X2 + Y2 <=> 2XY

0.50 mole each of X2 and Y2 are placed in a 1.0 litre vessel and allowed to reach equilibrium at a given temperature. The equilibrium concentrations of XY is found to be 0.025 mol/L. What is the equilibrium cosntant for this reaction?

Do I just get the concentration of X2 and Y2 by dividing 0.5 mol with 1L and then take the answer and the equilibrium concentrations of XY - 0.025 mol/l and divide 0.025 by the concentration of X2 and Y2 in order to get the equilibrium constant?

Your explanation isn't clear to me but it sounds like you have it ok.
initial concentrations:
X2 = 0.5 M
Y2 = 0.5 M
XY = 0

change:
XY = +0.025
X2 = 0.025-(1mol X2/2 mol XY)=1/2*0.025
Y2 = 0.025-(1mol Y2/2 mol XY)=1/2*0.025

eqilibrium:
XY = 0.025
X2 = 0.5 - 1/2(0.025)
Y2 = 0.5 - 1/2(0.025)

Keq = (XY)^2/(X2)(Y2)=
(0.025)^2/(0.4875)^2 = ??

Check my thinking. Check my arithmetic.

Your approach to finding the equilibrium constant is correct. To solve this problem, you need to first determine the initial concentrations of X2 and Y2, which is 0.5 mol/L each since 0.5 moles of each compound are placed in a 1.0 L vessel.

Next, you need to determine the changes in concentrations at equilibrium. Since the balanced chemical equation shows a 1:2 ratio between XY and X2 or Y2, for every 1 mol of XY formed, 0.025 mol of X2 and 0.025 mol of Y2 will be consumed.

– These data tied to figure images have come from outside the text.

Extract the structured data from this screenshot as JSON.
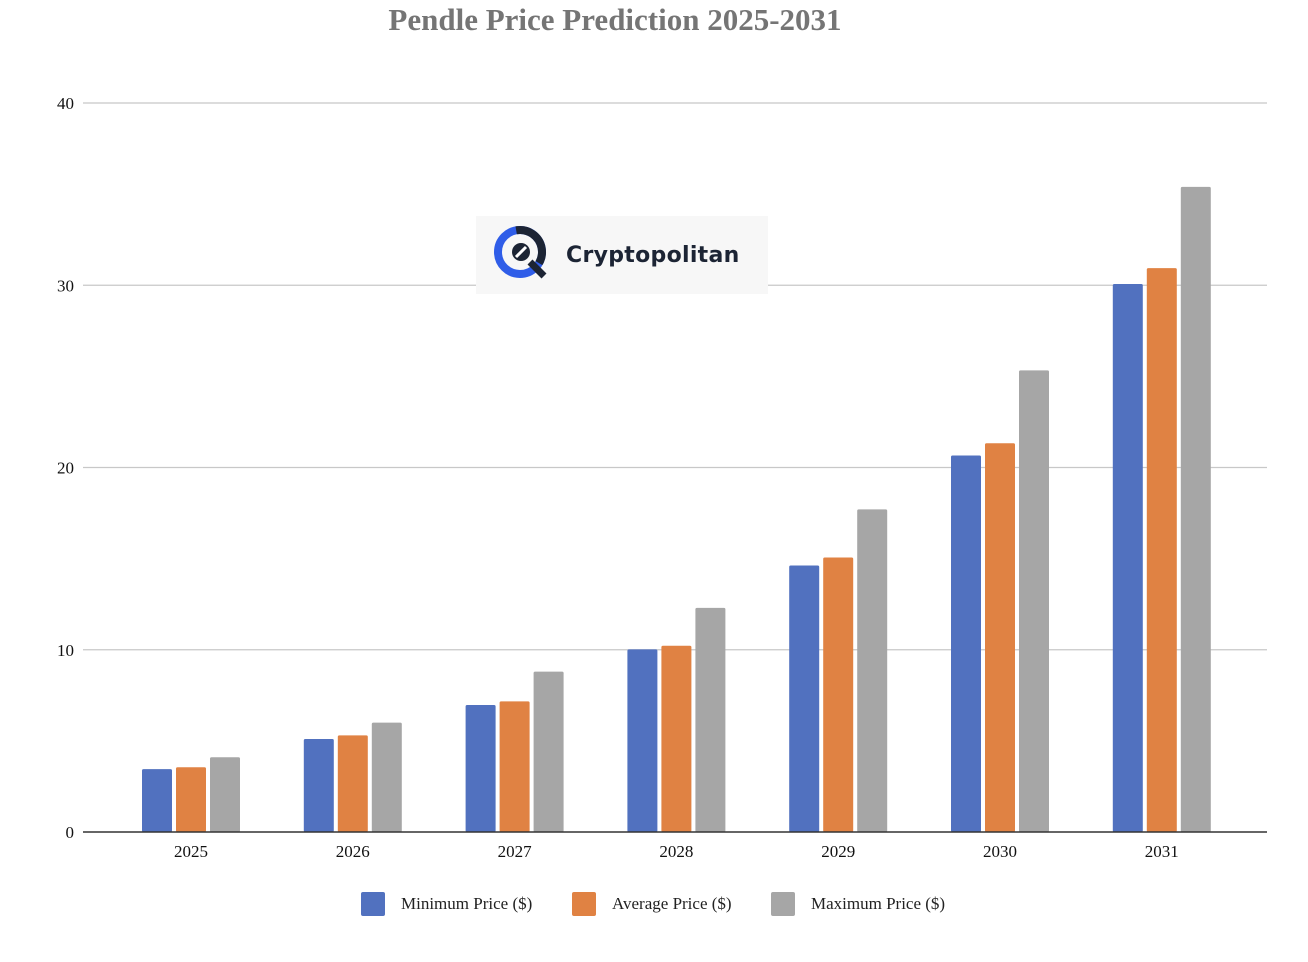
{
  "logo": {
    "text": "Cryptopolitan",
    "icon": "cryptopolitan-logo-icon",
    "accent": "#2f5de8"
  },
  "chart_data": {
    "type": "bar",
    "title": "Pendle Price Prediction 2025-2031",
    "xlabel": "",
    "ylabel": "",
    "categories": [
      "2025",
      "2026",
      "2027",
      "2028",
      "2029",
      "2030",
      "2031"
    ],
    "ylim": [
      0,
      40
    ],
    "yticks": [
      "0",
      "10",
      "20",
      "30",
      "40"
    ],
    "grid": true,
    "legend_position": "bottom",
    "series": [
      {
        "name": "Minimum Price ($)",
        "color": "#5171bf",
        "values": [
          3.45,
          5.1,
          6.97,
          10.02,
          14.62,
          20.66,
          30.07
        ]
      },
      {
        "name": "Average Price ($)",
        "color": "#e08243",
        "values": [
          3.55,
          5.3,
          7.17,
          10.22,
          15.06,
          21.33,
          30.94
        ]
      },
      {
        "name": "Maximum Price ($)",
        "color": "#a6a6a6",
        "values": [
          4.1,
          6.0,
          8.8,
          12.3,
          17.7,
          25.33,
          35.4
        ]
      }
    ]
  }
}
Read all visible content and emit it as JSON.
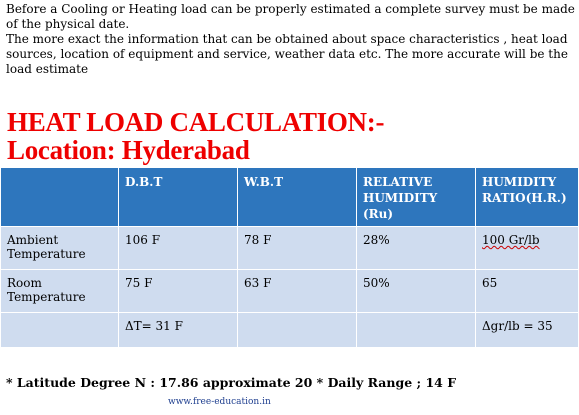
{
  "intro": {
    "line1": "Before a Cooling or Heating load  can be properly estimated a complete survey must  be made of the physical date.",
    "line2": "The more exact the information that can be obtained about space characteristics , heat load sources, location of equipment and service, weather data etc. The more accurate will be the load estimate"
  },
  "title": {
    "line1": "HEAT LOAD CALCULATION:-",
    "line2": "Location:  Hyderabad"
  },
  "table": {
    "headers": [
      "",
      "D.B.T",
      "W.B.T",
      "RELATIVE HUMIDITY (Ru)",
      "HUMIDITY RATIO(H.R.)"
    ],
    "rows": [
      [
        "Ambient Temperature",
        "106 F",
        "78 F",
        "28%",
        "100 Gr/lb"
      ],
      [
        "Room Temperature",
        "75 F",
        "63 F",
        "50%",
        "65"
      ],
      [
        "",
        "ΔT= 31 F",
        "",
        "",
        "Δgr/lb = 35"
      ]
    ]
  },
  "footnote": "* Latitude Degree N : 17.86  approximate 20   * Daily Range ; 14 F",
  "site": "www.free-education.in",
  "colors": {
    "header_bg": "#2e76bd",
    "row_bg": "#cfdcef",
    "title": "#ee0000"
  }
}
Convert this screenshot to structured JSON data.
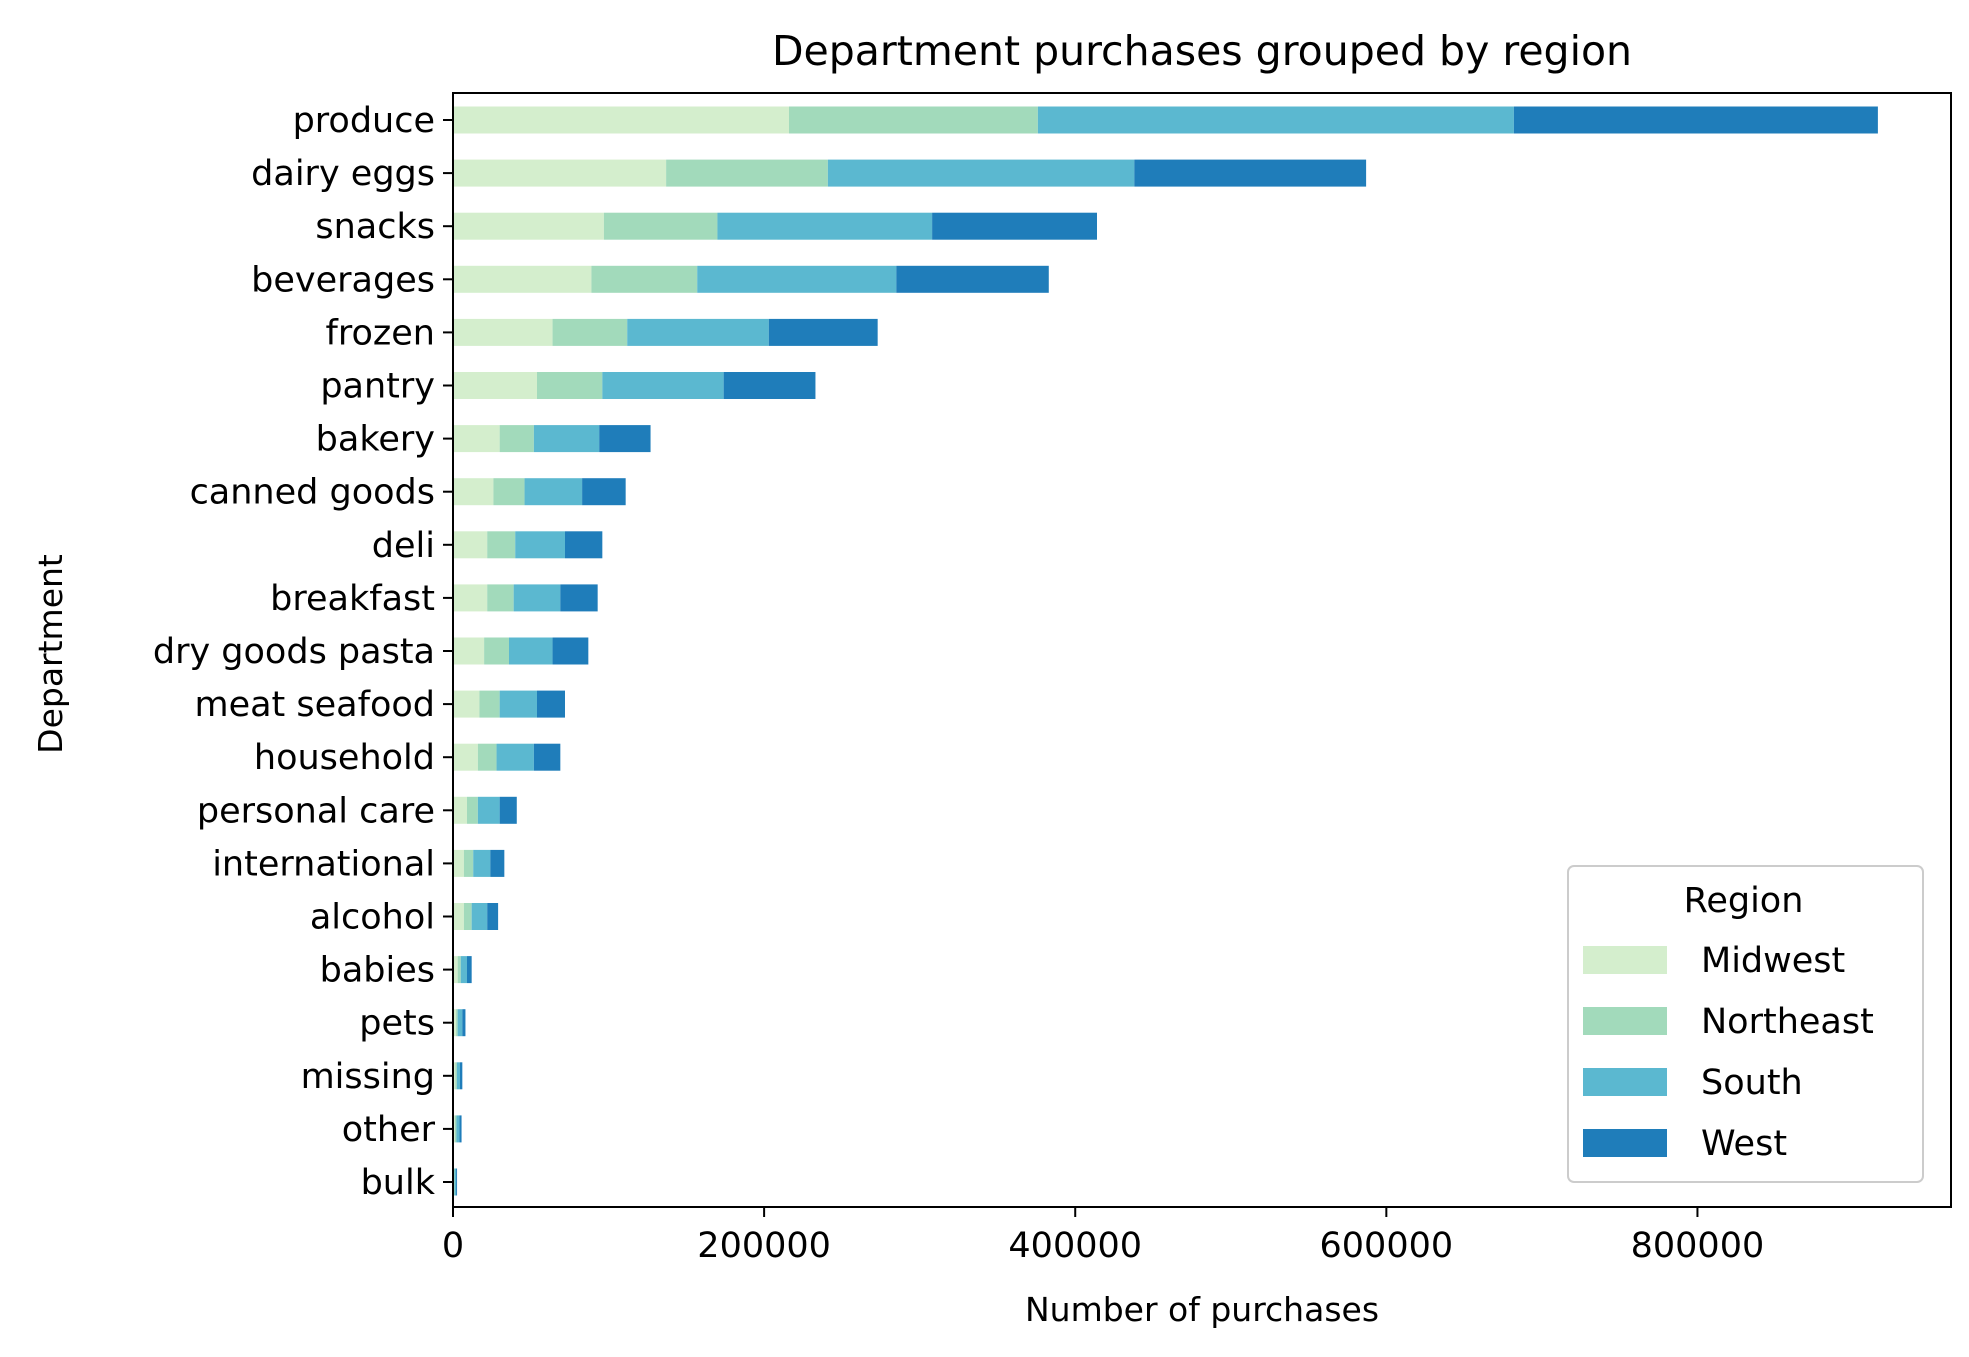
{
  "chart_data": {
    "type": "bar",
    "orientation": "horizontal",
    "stacked": true,
    "title": "Department purchases grouped by region",
    "xlabel": "Number of purchases",
    "ylabel": "Department",
    "xlim": [
      0,
      963000
    ],
    "xticks": [
      0,
      200000,
      400000,
      600000,
      800000
    ],
    "xtick_labels": [
      "0",
      "200000",
      "400000",
      "600000",
      "800000"
    ],
    "grid": false,
    "categories": [
      "produce",
      "dairy eggs",
      "snacks",
      "beverages",
      "frozen",
      "pantry",
      "bakery",
      "canned goods",
      "deli",
      "breakfast",
      "dry goods pasta",
      "meat seafood",
      "household",
      "personal care",
      "international",
      "alcohol",
      "babies",
      "pets",
      "missing",
      "other",
      "bulk"
    ],
    "series": [
      {
        "name": "Midwest",
        "color": "#d4eecd",
        "values": [
          216000,
          137000,
          97000,
          89000,
          64000,
          54000,
          30000,
          26000,
          22000,
          22000,
          20000,
          17000,
          16000,
          9000,
          7000,
          7000,
          3000,
          2000,
          1500,
          1200,
          600
        ]
      },
      {
        "name": "Northeast",
        "color": "#a2dabb",
        "values": [
          160000,
          104000,
          73000,
          68000,
          48000,
          42000,
          22000,
          20000,
          18000,
          17000,
          16000,
          13000,
          12000,
          7000,
          6000,
          5000,
          2000,
          1000,
          1000,
          1000,
          400
        ]
      },
      {
        "name": "South",
        "color": "#5bb8d0",
        "values": [
          306000,
          197000,
          138000,
          128000,
          91000,
          78000,
          42000,
          37000,
          32000,
          30000,
          28000,
          24000,
          24000,
          14000,
          11000,
          10000,
          4000,
          3000,
          2000,
          2000,
          1000
        ]
      },
      {
        "name": "West",
        "color": "#1f7dba",
        "values": [
          234000,
          149000,
          106000,
          98000,
          70000,
          59000,
          33000,
          28000,
          24000,
          24000,
          23000,
          18000,
          17000,
          11000,
          9000,
          7000,
          3000,
          2000,
          1500,
          1300,
          600
        ]
      }
    ],
    "legend": {
      "title": "Region",
      "position": "lower-right"
    }
  }
}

Therefore, the equilibrium concentrations are:

XY = 0.025 mol/L
X2 = 0.5 mol/L - (0.025 mol XY / 2 mol XY) = 0.4875 mol/L
Y2 = 0.5 mol/L - (0.025 mol XY / 2 mol XY) = 0.4875 mol/L

Finally, you can calculate the equilibrium constant (Keq) using the formula:

Keq = (XY)^2 / (X2)(Y2)
Keq = (0.025 mol/L)^2 / (0.4875 mol/L)(0.4875 mol/L)

Now, you just need to plug in these values and solve for Keq:

Keq = (0.000625 mol^2/L^2) / (0.23750625 mol^2/L^2)
Keq = 0.000625 mol^2/L^2 / 0.23750625 mol^2/L^2
Keq ≈ 0.002628

Therefore, the equilibrium constant for this reaction is approximately 0.002628.